Ia berharap, Muhidin melakukan konsolidasi terlebih dahulu kepada kader dan pengurus Golkar di tingkat kabupaten/kota. Hal itu penting, menurut Nurdin, agar Muhidin mengetahui secara utuh dinamika yang ada di Sulsel.
“Jadi jangan hanya ujug-ujug gitu (gelar musda). Mungkin besok ya Senin (12/1/2026), saya akan ketemu Ketum Golkar (Bahlil Lahadalia) karena saya akan sama-sama hadir di Balikpapan bersama Presiden (Prabowo Subianto). Itu akan meminta kepada beliau tidak usah buru-buru Musda. Yang terpenting adalah solidkan dulu seluruh kader itu baru Musda, karena Musda kan bukan tujuan, Musda hanya alat untuk mencapai tujuan,” jelasnya.
“Sebagai senior partai, kader partai, dan anggota legislatif dari Partai Golkar di Sulawesi Selatan, saya mengimbau agar disolidkan dulu seluruh struktur.

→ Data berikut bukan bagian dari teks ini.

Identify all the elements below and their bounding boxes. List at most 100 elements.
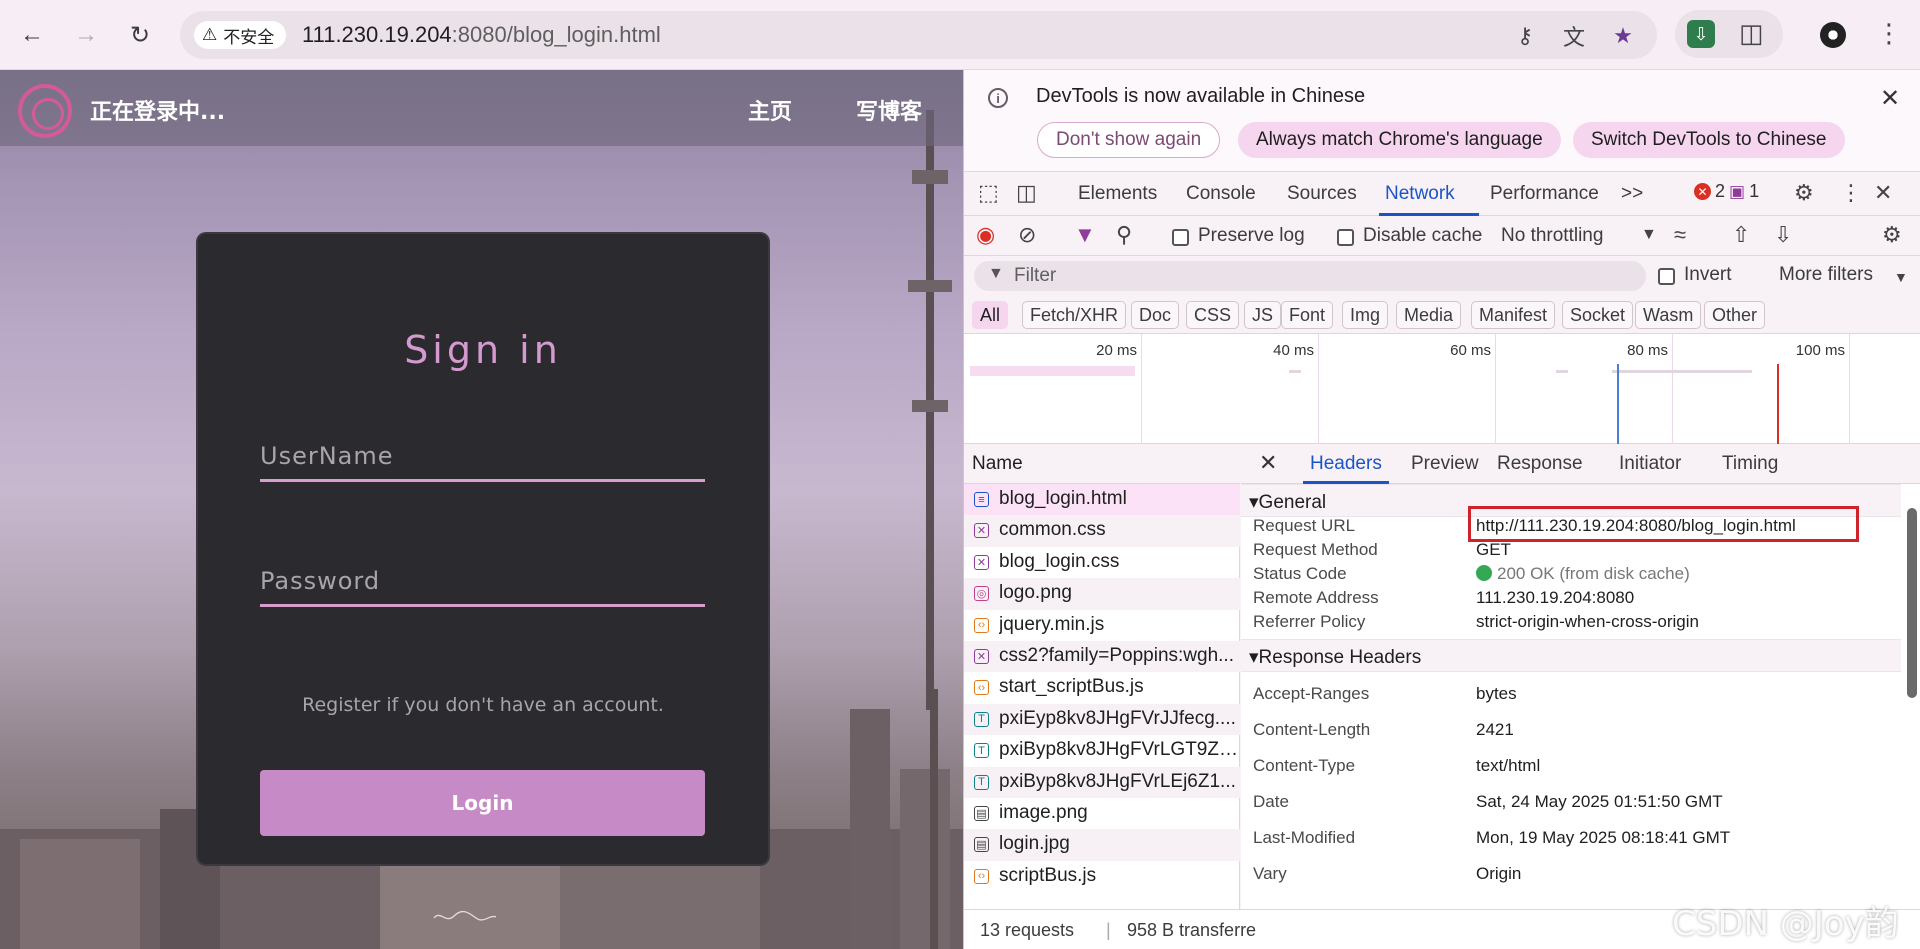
request-row[interactable]: ✕ common.css [964, 515, 1240, 547]
site-logo-icon[interactable] [18, 84, 72, 138]
login-button[interactable]: Login [260, 770, 705, 836]
more-filters-dropdown[interactable]: More filters [1779, 264, 1873, 286]
type-wasm[interactable]: Wasm [1635, 301, 1702, 329]
search-icon[interactable]: ⚲ [1116, 222, 1132, 248]
network-toolbar: ◉ ⊘ ▼ ⚲ Preserve log Disable cache No th… [964, 216, 1920, 256]
switch-to-chinese-button[interactable]: Switch DevTools to Chinese [1573, 122, 1845, 158]
tab-preview[interactable]: Preview [1411, 453, 1479, 475]
tab-console[interactable]: Console [1186, 183, 1256, 205]
download-icon[interactable]: ⇩ [1774, 222, 1792, 248]
preserve-log-checkbox[interactable] [1172, 229, 1189, 246]
header-key: Request Method [1253, 540, 1378, 559]
chevron-down-icon[interactable]: ▼ [1641, 226, 1657, 244]
network-conditions-icon[interactable]: ≈ [1674, 222, 1686, 248]
dont-show-again-button[interactable]: Don't show again [1037, 122, 1221, 158]
type-css[interactable]: CSS [1186, 301, 1240, 329]
name-column-header[interactable]: Name [964, 444, 1240, 484]
network-settings-gear-icon[interactable]: ⚙ [1882, 222, 1902, 248]
security-chip[interactable]: ⚠ 不安全 [194, 21, 287, 49]
login-card: Sign in UserName Password Register if yo… [198, 234, 768, 864]
type-other[interactable]: Other [1704, 301, 1766, 329]
header-key: Content-Length [1253, 720, 1371, 739]
puzzle-icon[interactable]: ◫ [1739, 18, 1764, 49]
register-link[interactable]: Register if you don't have an account. [198, 694, 768, 716]
back-arrow-icon[interactable]: ← [14, 17, 50, 53]
css-file-icon: ✕ [974, 649, 989, 664]
nav-home-link[interactable]: 主页 [748, 94, 792, 126]
request-row[interactable]: ‹› start_scriptBus.js [964, 672, 1240, 703]
response-headers-section-header[interactable]: ▾Response Headers [1241, 639, 1901, 672]
preserve-log-label: Preserve log [1198, 225, 1305, 246]
key-icon[interactable]: ⚷ [1511, 22, 1539, 50]
site-navbar: 正在登录中... 主页 写博客 [0, 70, 963, 146]
tab-elements[interactable]: Elements [1078, 183, 1157, 205]
header-key: Status Code [1253, 564, 1347, 583]
download-extension-icon[interactable]: ⇩ [1687, 20, 1715, 48]
type-img[interactable]: Img [1342, 301, 1389, 329]
tab-performance[interactable]: Performance [1490, 183, 1599, 205]
throttling-select[interactable]: No throttling [1501, 225, 1603, 247]
request-row[interactable]: ▤ login.jpg [964, 829, 1240, 861]
gridline [1141, 334, 1142, 444]
bookmark-star-icon[interactable]: ★ [1609, 22, 1637, 50]
request-row[interactable]: ‹› scriptBus.js [964, 861, 1240, 892]
request-row[interactable]: ▤ image.png [964, 798, 1240, 829]
more-filters-chevron-icon[interactable]: ▼ [1894, 269, 1908, 285]
device-toolbar-icon[interactable]: ◫ [1016, 180, 1037, 206]
more-tabs-button[interactable]: >> [1621, 183, 1643, 205]
upload-icon[interactable]: ⇧ [1732, 222, 1750, 248]
request-row[interactable]: TpxiEyp8kv8JHgFVrJJfecg.... [964, 703, 1240, 736]
type-media[interactable]: Media [1396, 301, 1462, 329]
request-row[interactable]: ‹› jquery.min.js [964, 610, 1240, 641]
close-detail-icon[interactable]: ✕ [1259, 450, 1277, 476]
disable-cache-checkbox[interactable] [1337, 229, 1354, 246]
type-js[interactable]: JS [1244, 301, 1282, 329]
type-font[interactable]: Font [1281, 301, 1334, 329]
always-match-language-button[interactable]: Always match Chrome's language [1238, 122, 1561, 158]
devtools-more-icon[interactable]: ⋮ [1840, 180, 1862, 206]
issues-counter[interactable]: ✕ 2 ▣ 1 [1694, 181, 1759, 202]
detail-scrollbar[interactable] [1906, 484, 1918, 949]
tab-sources[interactable]: Sources [1287, 183, 1357, 205]
detail-tabbar: ✕ Headers Preview Response Initiator Tim… [1241, 444, 1920, 484]
filter-input[interactable]: ▼ Filter [974, 261, 1646, 291]
invert-checkbox[interactable] [1658, 268, 1675, 285]
tab-initiator[interactable]: Initiator [1619, 453, 1681, 475]
username-input[interactable]: UserName [260, 442, 705, 482]
type-all[interactable]: All [972, 301, 1009, 329]
type-doc[interactable]: Doc [1131, 301, 1180, 329]
request-row[interactable]: ✕ css2?family=Poppins:wgh... [964, 641, 1240, 673]
type-fetch-xhr[interactable]: Fetch/XHR [1022, 301, 1127, 329]
name-header-label: Name [972, 453, 1023, 474]
network-overview-timeline[interactable]: 20 ms 40 ms 60 ms 80 ms 100 ms [964, 334, 1920, 444]
profile-avatar[interactable] [1820, 22, 1846, 48]
nav-write-link[interactable]: 写博客 [856, 94, 922, 126]
request-row[interactable]: ✕ blog_login.css [964, 547, 1240, 578]
request-row[interactable]: ◎ logo.png [964, 578, 1240, 610]
clear-icon[interactable]: ⊘ [1018, 222, 1036, 248]
tab-response[interactable]: Response [1497, 453, 1583, 475]
translate-icon[interactable]: 文 [1560, 22, 1588, 50]
tab-network[interactable]: Network [1385, 183, 1455, 205]
url-text[interactable]: 111.230.19.204:8080/blog_login.html [302, 22, 661, 48]
scrollbar-thumb[interactable] [1907, 508, 1917, 698]
password-input[interactable]: Password [260, 567, 705, 607]
close-devtools-icon[interactable]: ✕ [1874, 180, 1892, 206]
close-icon[interactable]: ✕ [1880, 84, 1900, 113]
more-vert-icon[interactable]: ⋮ [1876, 18, 1902, 49]
type-manifest[interactable]: Manifest [1471, 301, 1556, 329]
message-count: 1 [1749, 181, 1760, 201]
tab-headers[interactable]: Headers [1310, 453, 1382, 475]
type-socket[interactable]: Socket [1562, 301, 1634, 329]
reload-icon[interactable]: ↻ [122, 17, 158, 53]
request-row[interactable]: ≡ blog_login.html [964, 484, 1240, 516]
request-row[interactable]: TpxiByp8kv8JHgFVrLGT9Z1... [964, 735, 1240, 766]
record-stop-icon[interactable]: ◉ [976, 222, 995, 248]
tab-timing[interactable]: Timing [1722, 453, 1778, 475]
settings-gear-icon[interactable]: ⚙ [1794, 180, 1814, 206]
forward-arrow-icon[interactable]: → [68, 17, 104, 53]
inspect-element-icon[interactable]: ⬚ [978, 180, 999, 206]
address-bar[interactable]: ⚠ 不安全 111.230.19.204:8080/blog_login.htm… [180, 11, 1657, 59]
filter-funnel-icon[interactable]: ▼ [1074, 222, 1096, 248]
request-row[interactable]: TpxiByp8kv8JHgFVrLEj6Z1... [964, 766, 1240, 798]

Untuk apa musyawarah dilakukan jika hanya akan menimbulkan kesulitan bagi partai,” sambung anggota DPR RI itu.
Ia menegaskan bahwa DPP Partai Golkar perlu memperhatikan kondisi objektif organisasi saat ini.

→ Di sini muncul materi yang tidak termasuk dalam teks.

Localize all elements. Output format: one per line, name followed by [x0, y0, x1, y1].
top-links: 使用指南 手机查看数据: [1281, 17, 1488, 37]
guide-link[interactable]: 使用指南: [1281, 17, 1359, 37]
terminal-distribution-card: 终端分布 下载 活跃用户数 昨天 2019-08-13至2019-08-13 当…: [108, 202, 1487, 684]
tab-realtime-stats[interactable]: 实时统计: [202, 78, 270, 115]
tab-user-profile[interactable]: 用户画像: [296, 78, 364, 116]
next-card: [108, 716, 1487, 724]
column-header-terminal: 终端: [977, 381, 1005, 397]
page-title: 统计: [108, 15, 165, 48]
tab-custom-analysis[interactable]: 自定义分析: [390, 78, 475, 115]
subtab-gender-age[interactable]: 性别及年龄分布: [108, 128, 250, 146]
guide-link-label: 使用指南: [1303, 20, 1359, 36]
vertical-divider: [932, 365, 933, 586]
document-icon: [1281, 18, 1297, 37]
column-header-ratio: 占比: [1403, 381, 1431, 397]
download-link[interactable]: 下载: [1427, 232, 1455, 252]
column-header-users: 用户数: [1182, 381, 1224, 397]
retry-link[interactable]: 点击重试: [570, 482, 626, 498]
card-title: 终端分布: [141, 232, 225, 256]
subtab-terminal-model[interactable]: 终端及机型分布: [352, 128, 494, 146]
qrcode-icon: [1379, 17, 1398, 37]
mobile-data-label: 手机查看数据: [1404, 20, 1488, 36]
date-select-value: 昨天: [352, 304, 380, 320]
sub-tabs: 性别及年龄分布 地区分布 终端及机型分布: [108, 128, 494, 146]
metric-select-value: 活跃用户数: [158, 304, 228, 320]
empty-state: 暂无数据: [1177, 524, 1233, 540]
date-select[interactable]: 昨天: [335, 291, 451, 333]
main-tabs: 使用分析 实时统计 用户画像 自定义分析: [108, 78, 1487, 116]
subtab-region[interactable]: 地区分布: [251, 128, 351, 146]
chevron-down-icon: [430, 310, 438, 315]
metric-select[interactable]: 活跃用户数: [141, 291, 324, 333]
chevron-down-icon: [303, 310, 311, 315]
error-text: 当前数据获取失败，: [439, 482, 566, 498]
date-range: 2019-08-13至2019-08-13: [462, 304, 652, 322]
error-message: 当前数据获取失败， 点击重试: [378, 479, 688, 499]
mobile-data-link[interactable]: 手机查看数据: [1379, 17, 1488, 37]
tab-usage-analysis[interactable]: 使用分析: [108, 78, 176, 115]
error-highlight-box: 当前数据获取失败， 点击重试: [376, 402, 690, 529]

Menurutnya, Musda hanyalah alat untuk mencapai tujuan, sehingga figur yang muncul sebaiknya tidak hanya mewakili kepentingan pribadi, tetapi mampu mengembalikan kejayaan Partai Golkar.

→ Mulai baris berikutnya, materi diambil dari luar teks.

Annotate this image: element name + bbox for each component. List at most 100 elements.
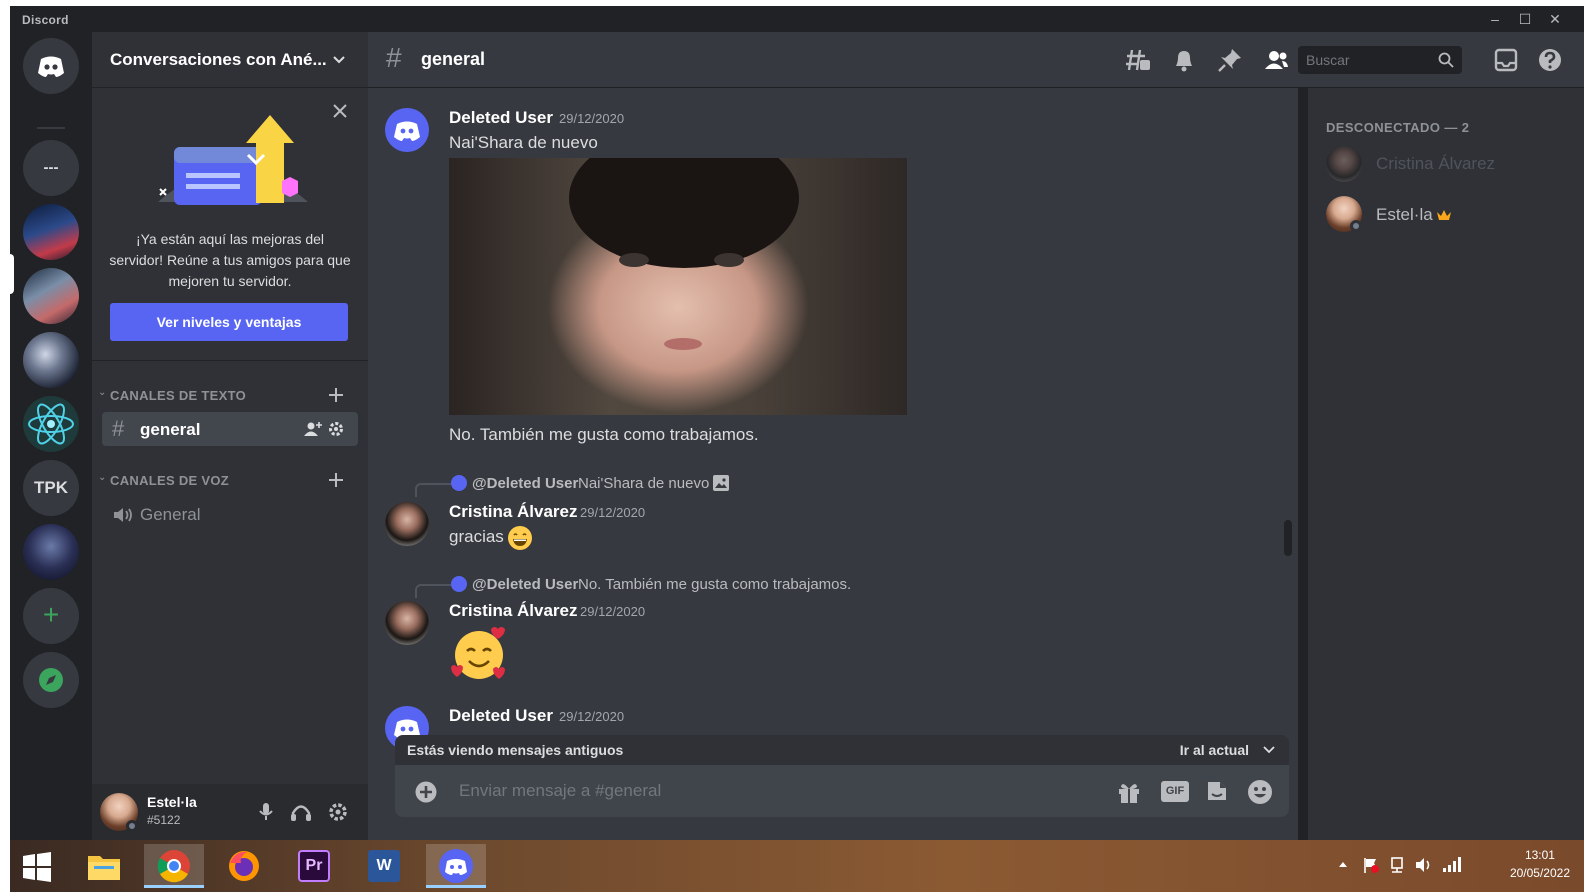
add-attachment-icon[interactable] bbox=[415, 781, 437, 803]
speaker-icon bbox=[114, 508, 132, 522]
message-composer: Enviar mensaje a #general GIF bbox=[395, 765, 1289, 817]
eye-right-shape bbox=[714, 253, 744, 267]
premiere-icon: Pr bbox=[298, 850, 330, 882]
flag-icon[interactable] bbox=[1362, 856, 1380, 874]
volume-icon[interactable] bbox=[1414, 856, 1434, 874]
chrome-icon bbox=[157, 850, 190, 883]
message-author[interactable]: Deleted User bbox=[449, 108, 553, 128]
chevron-down-icon bbox=[333, 56, 345, 64]
discord-logo-icon bbox=[439, 849, 473, 883]
reply-mention[interactable]: @Deleted User bbox=[472, 576, 578, 593]
taskbar-discord[interactable] bbox=[426, 844, 486, 888]
voice-channel-general[interactable]: General bbox=[102, 497, 358, 531]
discord-window: Discord – ☐ ✕ --- TPK + Conversaciones c… bbox=[10, 6, 1584, 892]
message-text: No. También me gusta como trabajamos. bbox=[449, 425, 759, 444]
reply-snippet[interactable]: Nai'Shara de nuevo bbox=[578, 475, 709, 492]
text-channels-category[interactable]: CANALES DE TEXTO bbox=[110, 388, 246, 403]
close-window-button[interactable]: ✕ bbox=[1540, 8, 1570, 30]
hair-shape bbox=[569, 158, 799, 268]
wifi-signal-icon[interactable] bbox=[1442, 856, 1462, 872]
server-header[interactable]: Conversaciones con Ané... bbox=[92, 32, 368, 88]
network-icon[interactable] bbox=[1388, 856, 1406, 874]
crown-icon bbox=[1437, 210, 1451, 220]
channel-general[interactable]: # general bbox=[102, 412, 358, 446]
sticker-icon[interactable] bbox=[1205, 779, 1229, 803]
bell-icon[interactable] bbox=[1170, 46, 1198, 74]
message-text: Nai'Shara de nuevo bbox=[449, 133, 598, 152]
member-category: DESCONECTADO — 2 bbox=[1326, 120, 1470, 135]
explore-servers-button[interactable] bbox=[23, 652, 79, 708]
channel-sidebar: Conversaciones con Ané... ¡Ya están aquí… bbox=[92, 32, 368, 840]
home-button[interactable] bbox=[23, 38, 79, 94]
server-icon-2[interactable] bbox=[23, 204, 79, 260]
tray-expand-icon[interactable] bbox=[1338, 860, 1348, 868]
avatar[interactable] bbox=[385, 601, 429, 645]
server-tpk-label: TPK bbox=[34, 478, 68, 497]
title-bar: Discord – ☐ ✕ bbox=[10, 6, 1584, 32]
view-levels-button[interactable]: Ver niveles y ventajas bbox=[110, 303, 348, 341]
emoji-picker-icon[interactable] bbox=[1247, 779, 1273, 805]
compass-icon bbox=[39, 668, 63, 692]
taskbar-chrome[interactable] bbox=[144, 844, 204, 888]
taskbar-word[interactable]: W bbox=[354, 844, 414, 888]
plus-icon: + bbox=[42, 599, 60, 630]
avatar[interactable] bbox=[385, 108, 429, 152]
windows-start-icon[interactable] bbox=[22, 852, 52, 882]
clock-time: 13:01 bbox=[1524, 848, 1555, 862]
reply-mention[interactable]: @Deleted User bbox=[472, 475, 578, 492]
windows-taskbar: Pr W 13:01 20/05/2022 bbox=[10, 840, 1584, 892]
chat-scrollbar[interactable] bbox=[1284, 520, 1292, 556]
channel-label: general bbox=[140, 420, 201, 439]
voice-channels-category[interactable]: CANALES DE VOZ bbox=[110, 473, 229, 488]
channel-label: General bbox=[140, 505, 201, 524]
members-icon[interactable] bbox=[1262, 46, 1290, 74]
search-box[interactable]: Buscar bbox=[1298, 46, 1462, 74]
add-server-button[interactable]: + bbox=[23, 588, 79, 644]
server-icon-active[interactable] bbox=[23, 268, 79, 324]
pin-icon[interactable] bbox=[1216, 46, 1244, 74]
grinning-emoji-icon bbox=[508, 526, 532, 550]
discord-logo-icon bbox=[394, 121, 420, 141]
gift-icon[interactable] bbox=[1117, 780, 1141, 804]
word-icon: W bbox=[368, 850, 400, 882]
minimize-button[interactable]: – bbox=[1480, 8, 1510, 30]
avatar[interactable] bbox=[385, 502, 429, 546]
server-icon-4[interactable] bbox=[23, 332, 79, 388]
close-icon[interactable] bbox=[332, 103, 348, 119]
taskbar-file-explorer[interactable] bbox=[74, 844, 134, 888]
boost-promo: ¡Ya están aquí las mejoras del servidor!… bbox=[92, 89, 368, 361]
taskbar-firefox[interactable] bbox=[214, 844, 274, 888]
microphone-icon[interactable] bbox=[258, 802, 274, 822]
message-author[interactable]: Cristina Álvarez bbox=[449, 502, 578, 522]
server-icon-7[interactable] bbox=[23, 524, 79, 580]
add-channel-icon[interactable] bbox=[328, 387, 344, 403]
reply-snippet[interactable]: No. También me gusta como trabajamos. bbox=[578, 576, 851, 593]
server-icon-atom[interactable] bbox=[23, 396, 79, 452]
gear-icon[interactable] bbox=[328, 802, 348, 822]
server-dots[interactable]: --- bbox=[23, 140, 79, 196]
search-icon bbox=[1438, 52, 1454, 68]
threads-icon[interactable] bbox=[1124, 46, 1152, 74]
gif-button[interactable]: GIF bbox=[1161, 781, 1189, 802]
headphones-icon[interactable] bbox=[290, 802, 312, 822]
user-panel: Estel·la #5122 bbox=[92, 784, 368, 840]
message-image[interactable] bbox=[449, 158, 907, 415]
add-channel-icon[interactable] bbox=[328, 472, 344, 488]
lips-shape bbox=[664, 338, 702, 350]
eye-left-shape bbox=[619, 253, 649, 267]
help-icon[interactable] bbox=[1536, 46, 1564, 74]
message-input[interactable]: Enviar mensaje a #general bbox=[459, 781, 661, 801]
gear-icon[interactable] bbox=[328, 421, 344, 437]
message-author[interactable]: Cristina Álvarez bbox=[449, 601, 578, 621]
search-input: Buscar bbox=[1306, 52, 1350, 68]
server-tpk[interactable]: TPK bbox=[23, 460, 79, 516]
jump-to-present-button[interactable]: Ir al actual bbox=[1180, 742, 1249, 758]
maximize-button[interactable]: ☐ bbox=[1510, 8, 1540, 30]
inbox-icon[interactable] bbox=[1492, 46, 1520, 74]
system-clock[interactable]: 13:01 20/05/2022 bbox=[1510, 846, 1570, 882]
promo-text: ¡Ya están aquí las mejoras del servidor!… bbox=[109, 231, 351, 289]
invite-icon[interactable] bbox=[304, 421, 322, 437]
taskbar-premiere[interactable]: Pr bbox=[284, 844, 344, 888]
message-author[interactable]: Deleted User bbox=[449, 706, 553, 726]
old-messages-bar: Estás viendo mensajes antiguos Ir al act… bbox=[395, 735, 1289, 765]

“Yang terpenting bukan buru-buru musyawarah, tetapi mensolidkan dulu seluruh kader, baru kemudian musyawarah,” kata Nurdin.
Terkait kepengurusan DPD Golkar Sulsel saat ini, Nurdin menilai perpanjangan masa bakti pengurus merupakan kewenangan DPP sesuai AD/ART partai.
Karena itu, ia mengimbau DPP agar tidak terburu-buru menggelar Musda di Sulsel sebelum konsolidasi internal dirampungkan.
Dalam kesempatan itu, Nurdin Halid juga menyinggung wacana pemilihan tidak langsung.
Ia menyebut Golkar sejak awal memiliki pandangan tersebut sebagai upaya menata kembali pelaksanaan demokrasi.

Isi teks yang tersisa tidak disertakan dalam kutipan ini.